Comparaisons…
Les éditions du Jaguar viennent de publier une nouvelle édition de l’Atlas de l’Afrique. C’est un petit événement, car la précédente était parue il y a près de dix ans.
Celle-ci nous donne l’image la plus actuelle d’un continent de 53 pays qui vient de franchir le cap du milliard d’habitants ; il en comptera 2 milliards en 2050.
En un siècle, la proportion d’Africains dans la population mondiale aura donc doublé : un homme sur dix était africain en 1950 ; dans seulement quarante ans, en 2050, ce sera un homme sur cinq.
C’est, hélas ! le seul domaine dans lequel nous, Africains, aurons fait mieux que le reste du monde.
Même si nous ne mettons pas à profit les prochaines décennies pour rattraper la caravane du progrès, dans quarante ans, le continent africain pèsera plus lourd par le seul fait que dans cette très grande île seront alors rassemblés 20 % de l’humanité.
Le professeur Jean-Robert Pitte*, qui signe l’avant-propos de cette nouvelle édition de l’Atlas de l’Afrique, y écrit : Il n’est de richesses que d’hommes et de femmes instruits, imaginatifs, optimistes, actifs, et la géographie occupe une place essentielle.
Elle apprend à tirer le meilleur parti possible de notre fabuleux cadre de vie, à se garder de tout gâchis pour privilégier les techniques assurant renouvellement et durabilité des ressources.
Un atlas comme celui-ci est un instrument précieux pour les Africains : mieux connaître leur pays, leurs voisins proches ou lointains, les expériences des uns et des autres, la réalité de la relation qu’ils entretiennent avec leur environnement et avec le monde est une nécessité.
Mieux on connaît ceux qui vivent au-delà des frontières, qui sont toujours artificielles et provisoires, mieux on s’entend avec eux, moins on les craint, moins on a envie de les défier, de tenter de les dominer, mieux on collabore en vue du bien-être commun…
Je demande à mes lecteurs de bien vouloir me faire le crédit de ne pas penser que j’en suis à faire de la publicité pour cette nouvelle édition d’Atlas de l’Afrique éditée par une entité de notre groupe de presse.

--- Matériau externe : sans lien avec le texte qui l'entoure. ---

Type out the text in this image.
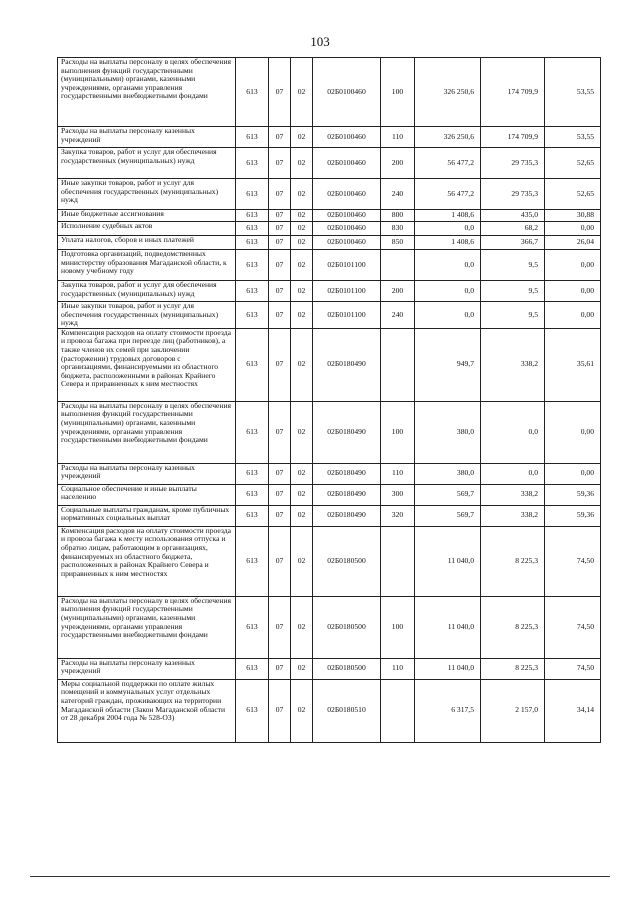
103
Расходы на выплаты персоналу в целях обеспечения выполнения функций государственными (муниципальными) органами, казенными учреждениями, органами управления государственными внебюджетными фондами	613	07	02	02Б0100460	100	326 250,6	174 709,9	53,55
Расходы на выплаты персоналу казенных учреждений	613	07	02	02Б0100460	110	326 250,6	174 709,9	53,55
Закупка товаров, работ и услуг для обеспечения государственных (муниципальных) нужд	613	07	02	02Б0100460	200	56 477,2	29 735,3	52,65
Иные закупки товаров, работ и услуг для обеспечения государственных (муниципальных) нужд	613	07	02	02Б0100460	240	56 477,2	29 735,3	52,65
Иные бюджетные ассигнования	613	07	02	02Б0100460	800	1 408,6	435,0	30,88
Исполнение судебных актов	613	07	02	02Б0100460	830	0,0	68,2	0,00
Уплата налогов, сборов и иных платежей	613	07	02	02Б0100460	850	1 408,6	366,7	26,04
Подготовка организаций, подведомственных министерству образования Магаданской области, к новому учебному году	613	07	02	02Б0101100		0,0	9,5	0,00
Закупка товаров, работ и услуг для обеспечения государственных (муниципальных) нужд	613	07	02	02Б0101100	200	0,0	9,5	0,00
Иные закупки товаров, работ и услуг для обеспечения государственных (муниципальных) нужд	613	07	02	02Б0101100	240	0,0	9,5	0,00
Компенсация расходов на оплату стоимости проезда и провоза багажа при переезде лиц (работников), а также членов их семей при заключении (расторжении) трудовых договоров с организациями, финансируемыми из областного бюджета, расположенными в районах Крайнего Севера и приравненных к ним местностях	613	07	02	02Б0180490		949,7	338,2	35,61
Расходы на выплаты персоналу в целях обеспечения выполнения функций государственными (муниципальными) органами, казенными учреждениями, органами управления государственными внебюджетными фондами	613	07	02	02Б0180490	100	380,0	0,0	0,00
Расходы на выплаты персоналу казенных учреждений	613	07	02	02Б0180490	110	380,0	0,0	0,00
Социальное обеспечение и иные выплаты населению	613	07	02	02Б0180490	300	569,7	338,2	59,36
Социальные выплаты гражданам, кроме публичных нормативных социальных выплат	613	07	02	02Б0180490	320	569,7	338,2	59,36
Компенсация расходов на оплату стоимости проезда и провоза багажа к месту использования отпуска и обратно лицам, работающим в организациях, финансируемых из областного бюджета, расположенных в районах Крайнего Севера и приравненных к ним местностях	613	07	02	02Б0180500		11 040,0	8 225,3	74,50
Расходы на выплаты персоналу в целях обеспечения выполнения функций государственными (муниципальными) органами, казенными учреждениями, органами управления государственными внебюджетными фондами	613	07	02	02Б0180500	100	11 040,0	8 225,3	74,50
Расходы на выплаты персоналу казенных учреждений	613	07	02	02Б0180500	110	11 040,0	8 225,3	74,50
Меры социальной поддержки по оплате жилых помещений и коммунальных услуг отдельных категорий граждан, проживающих на территории Магаданской области (Закон Магаданской области от 28 декабря 2004 года № 528-ОЗ)	613	07	02	02Б0180510		6 317,5	2 157,0	34,14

Mais je l’écris parce que je le pense : les gouvernements africains et les institutions financières du continent devraient aider tous les foyers à posséder chez eux un exemplaire de ce document pour le consulter chaque fois qu’ils se posent des questions sur leur « maison Afrique ».
Ce sont en tout cas les textes et les cartes de cet atlas qui m’ont inspiré les réflexions ci-dessous.
Elles concernent deux grandes régions africaines, l’Afrique du Nord et l’Afrique de l’Ouest. Vous allez découvrir avec moi que la première, qui est pourtant en paix depuis une génération, ne va pas aussi bien que nous le pensons, et que la seconde, qui paraît en crise, pourrait être à la veille de lendemains qui chantent.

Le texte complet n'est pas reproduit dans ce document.